大きく息を吐き出し、ゆらりと一歩踏み出した。肩に大きな物を担いでいる。
教壇近くまで歩いてくると、手間かけさせんじゃないわよ、と一言発し肩の荷をどさっと放り出した。包んでいた袋を開く。
それは縄で手足を縛られ、猿轡をされた黒髪の羽ありだった。伊達メガネはずれ落ち、着衣も乱れ息を切らし、髪は振り乱され目は虚ろ。まさにぼろぼろと言う状態だった。子供達は再び息を呑んだ。涙をこぼし始めるのを辛うじて堪えている。
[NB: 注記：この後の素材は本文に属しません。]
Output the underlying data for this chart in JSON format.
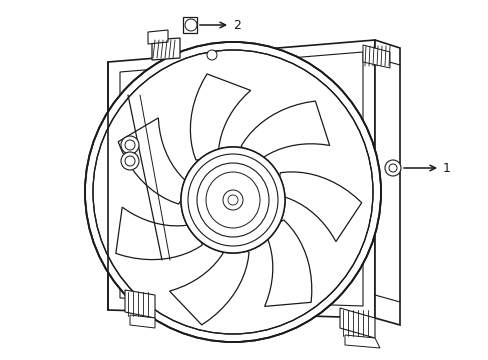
{
  "background_color": "#ffffff",
  "line_color": "#1a1a1a",
  "line_width": 1.0,
  "label_1_text": "1",
  "label_2_text": "2",
  "fig_width": 4.89,
  "fig_height": 3.6,
  "dpi": 100
}
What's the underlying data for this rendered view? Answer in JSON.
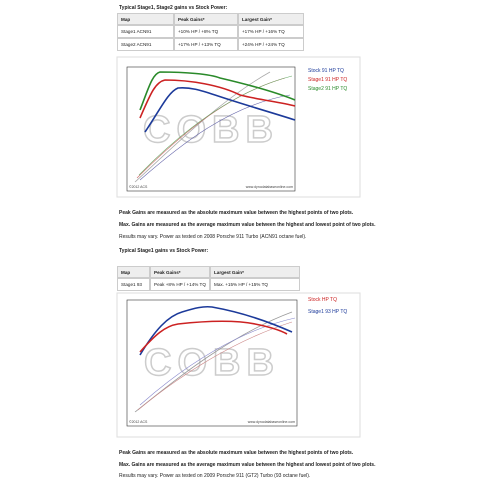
{
  "sections": [
    {
      "heading": "Typical Stage1, Stage2 gains vs Stock Power:",
      "table": {
        "header": [
          "Map",
          "Peak Gains*",
          "Largest Gain*"
        ],
        "rows": [
          [
            "Stage1 ACN91",
            "+10% HP / +8% TQ",
            "+17% HP / +16% TQ"
          ],
          [
            "Stage2 ACN91",
            "+17% HP / +13% TQ",
            "+24% HP / +24% TQ"
          ]
        ]
      },
      "chart": {
        "legend": [
          "Stock 91  HP TQ",
          "Stage1 91  HP TQ",
          "Stage2 91  HP TQ"
        ],
        "watermark": "COBB",
        "copyright": "©2012 ACS",
        "source": "www.dynodatabaseonline.com"
      },
      "notes": [
        "Peak Gains are measured as the absolute maximum value between the highest points of two plots.",
        "Max. Gains are measured as the average maximum value between the highest and lowest point of two plots.",
        "Results may vary. Power as tested on 2008 Porsche 911 Turbo (ACN91 octane fuel)."
      ]
    },
    {
      "heading": "Typical Stage1 gains vs Stock Power:",
      "table": {
        "header": [
          "Map",
          "Peak Gains*",
          "Largest Gain*"
        ],
        "rows": [
          [
            "Stage1 93",
            "Peak +8% HP / +14% TQ",
            "Max. +15% HP / +15% TQ"
          ]
        ]
      },
      "chart": {
        "legend": [
          "Stock  HP TQ",
          "Stage1 93  HP TQ"
        ],
        "watermark": "COBB",
        "copyright": "©2012 ACS",
        "source": "www.dynodatabaseonline.com"
      },
      "notes": [
        "Peak Gains are measured as the absolute maximum value between the highest points of two plots.",
        "Max. Gains are measured as the average maximum value between the highest and lowest point of two plots.",
        "Results may vary. Power as tested on 2009 Porsche 911 (GT2) Turbo (93 octane fuel)."
      ]
    }
  ]
}
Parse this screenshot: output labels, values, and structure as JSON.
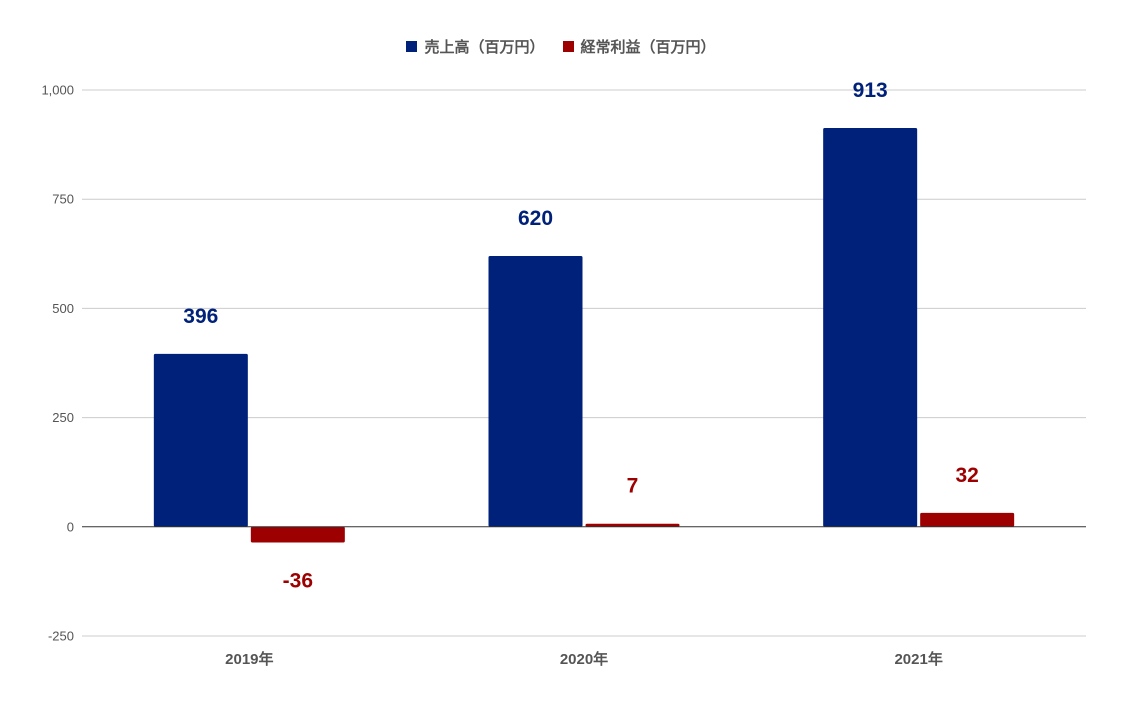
{
  "chart_data": {
    "type": "bar",
    "categories": [
      "2019年",
      "2020年",
      "2021年"
    ],
    "series": [
      {
        "name": "売上高（百万円）",
        "values": [
          396,
          620,
          913
        ],
        "color": "#002179",
        "labels": [
          "396",
          "620",
          "913"
        ]
      },
      {
        "name": "経常利益（百万円）",
        "values": [
          -36,
          7,
          32
        ],
        "color": "#9d0000",
        "labels": [
          "-36",
          "7",
          "32"
        ]
      }
    ],
    "ylim": [
      -250,
      1000
    ],
    "yticks": [
      -250,
      0,
      250,
      500,
      750,
      1000
    ],
    "ytick_labels": [
      "-250",
      "0",
      "250",
      "500",
      "750",
      "1,000"
    ],
    "grid": true,
    "legend_position": "top"
  }
}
床に転がされた彼女の拘束を解く。猿轡も外して頬を軽く叩く。黒髪の羽ありは意識を取り戻すと(?)肩からずれた上着を羽織りなおし、すすり泣き始めた。メガネはずれたままだ。
「うう、犯されちゃった… もうお嫁にいけない…」
悔しさに顔を歪め、伊達メガネを外して涙を拭う。
「子供の前でそういうこと言わんの! ほれ、続きしなさい」
顔を赤くした羽なしの娘がぷんすかと怒り、左拳を軽く握って頭上に上げた。黒髪の羽ありはまた叩かれては敵わない、と両腕を顔の前でクロスし防御。振り上げられた拳は打ち下ろされることはなく、安堵した羽ありは立ち上がって埃を払い、着衣を全て整えて壇上に上がった。
講堂全体を見渡すと、子供達は唖然呆然としたままだった。「大人になったら分かるわよ」とウィンクしてみせると、離れた席からチョークが飛んできて額に命中。
あいたっと軽く声を上げて命中したところを擦りながら飛んできた方を見ると、羽なしの名投手が右手にした手ごろな大きさの二、三本の白墨を弄んでいるのが目に入った。
ちっ、と舌打ちをして仕方ないと言わんばかりに咳払いを一つして、またその手に教鞭を取った。